Amazon-owned Ring has come under fire in recent months for its ever-expanding camera sharing features and cooperation with police. Through it all, Ring has insisted that users have complete control over their data, and their locations are kept private. However, an investigation by Gizmodo shows that the Ring Neighbors app leaks precise GPS coordinates in each post.
When you buy a Ring camera, the company pushes its optional Neighbors app hard. In Neighbors, you can share video footage and get crime alerts for your local area, which sounds good in theory. In practice, however, it can lead users to become unreasonably suspicious of strangers (particularly people of color) who happen to walk past nearby cameras. Ring also encourages users to share the footage with police, who get access to Neighbors in return for promoting Ring products.
Privacy advocates have naturally expressed concern about the features of Neighbors, but Ring has always dismissed them by pointing out it doesn’t share anyone’s exact location, even if they provide video to police. The Gizmodo investigation shows that the Neighbors app still transmits GPS coordinates with every shared video — it’s just not exposed in the app. With a little technical know-how, it’s trivially easy to scrape camera locations from shared content.

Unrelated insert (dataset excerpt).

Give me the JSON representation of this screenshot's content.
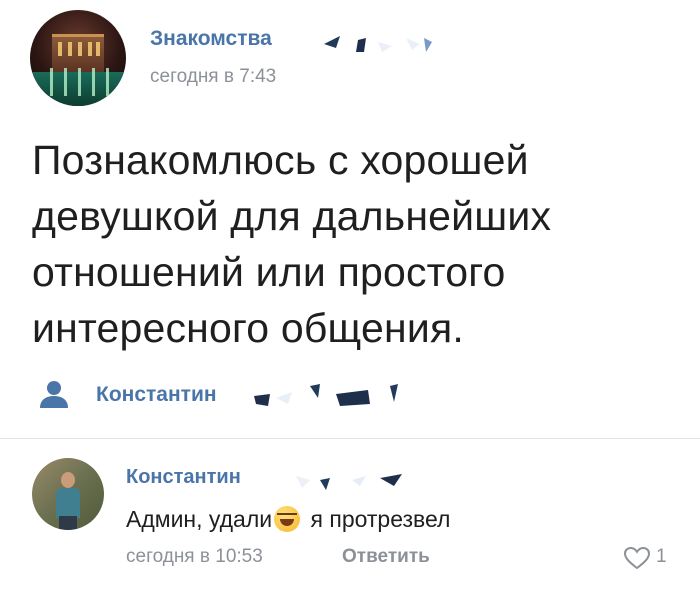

Gizmodo collected data from more than 65,000 posts in the Neighbors app from multiple cities. That included the location of some 20,000 cameras. Reporters confirmed that the GPS coordinates in the app corresponded to the real-world locations of Ring cameras. Gizmodo voluntarily stopped collecting the data after surveying several cities, but the data is apparently still available. As such, Gizmodo is being intentionally vague about how you’d go about accessing it.

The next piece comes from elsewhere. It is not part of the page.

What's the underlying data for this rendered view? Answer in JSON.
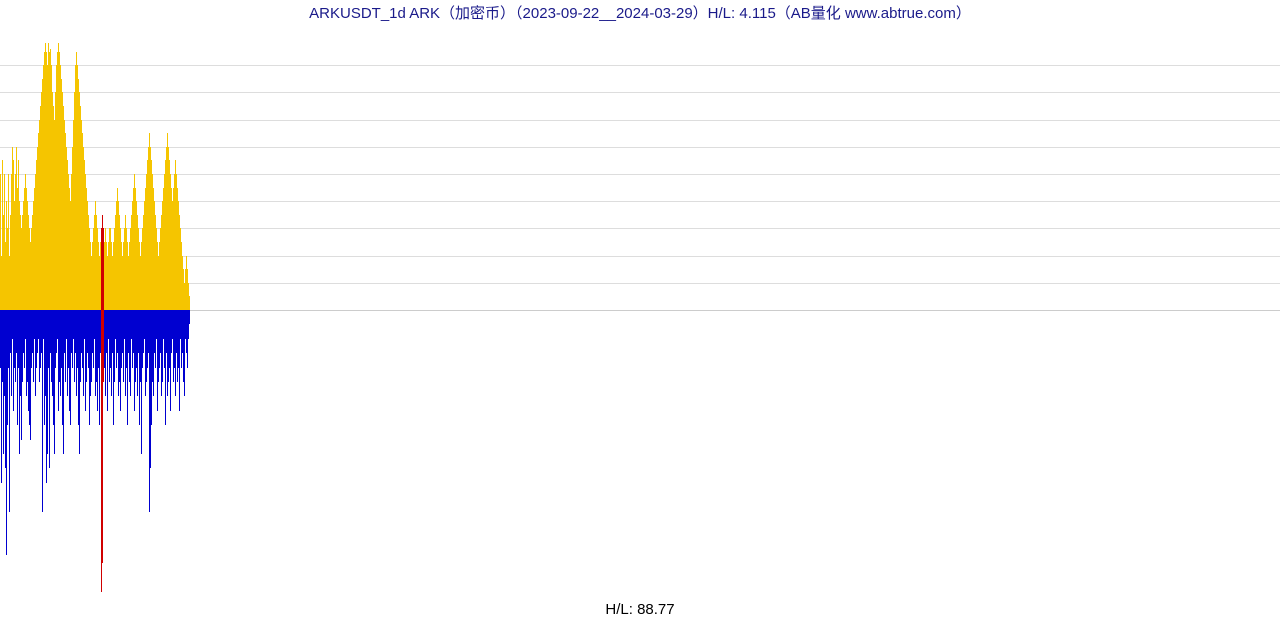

Ring claims the GPS coordinates are simply the location users report for the incident, which is not always their home address. It uses this data to determine which Neighbor users should get an alert. Let’s face it, though. Incident locations will almost always be someone’s home address, or very close to it. Gizmodo says that the logged locations were always near the user’s camera, and the footage makes it easy to pinpoint the residence.
It’s getting harder to take Ring’s claims at face value. It always seems to have a clever spin on the latest report, but as we’ve seen repeatedly, it never tells us the whole truth.